Por 6 a 3, o Supremo impôs nesta quinta-feira (19) derrota ao Palácio do Planalto e suspendeu a MP assinada por Bolsonaro que colocava fim ao seguro

  • Por Jovem Pan
  • 20/12/2019 16h28
DivulgaçãoAdvocacia Geral da União (AGU)

O advogado-geral da União, André Mendonça, informou, nesta sexta-feira (20), que não pretende recorrer da decisão do Supremo Tribunal Federal (STF), que suspendeu a medida provisória que extinguiu o seguro DPVAT.

“Nós estamos esperando ser intimados e termos conhecimento exato da decisão e, a partir disso, avaliar. Mas, a princípio, não haveria um recurso nesse sentido, até porque a decisão foi adotada por todo o pleno do Supremo”, disse o ministro da AGU, André Mendonça.

De acordo com Mendonça, pode ser que a AGU peça esclarecimento, o que não configura recurso. Quanto a decisão da Justiça Federal em Brasília, que determinou a volta dos radares de velocidade nas rodovias federais de todo o país, Mendonça disse que vai avaliar junto com os ministérios da Justiça e da Infraestrutura a melhor medida a ser tomada.
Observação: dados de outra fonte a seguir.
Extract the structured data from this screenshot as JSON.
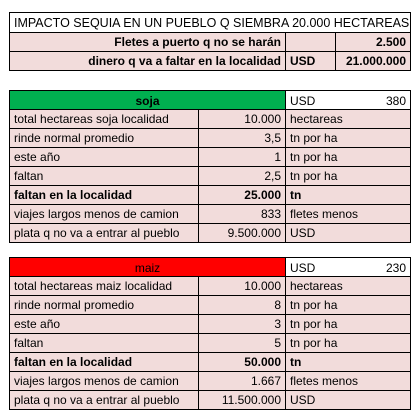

“A AGU interpôs um agravo de instrumento ao TRF, pedindo um efeito suspensivo da decisão. Esse efeito não foi acolhido. E, agora, nós estamos em interlocução com o Ministério da Justiça e o Ministério da Infraestrutura, para avaliarmos, tecnicamente e juridicamente, qual a melhor medida a ser adotada”.

Ao fazer um balanço do trabalho da autarquia este ano, o ministro disse que foram firmados cinco acordos de leniência no qual as empresas se comprometeram a pagar R$ 7,5 bilhões aos cofres públicos, sendo que R$ 1,6 bilhão já foi devolvido. Desde que esses acordos existem, ao todo foram assinados 11 acordos de leniência, com retorno superando os R$ 3 bilhões.

O ministro informou que a AGU atua em seis processos que tramitam no STF contra as mudanças nas regras da reforma da Previdência. São ações movidas por associações de servidores.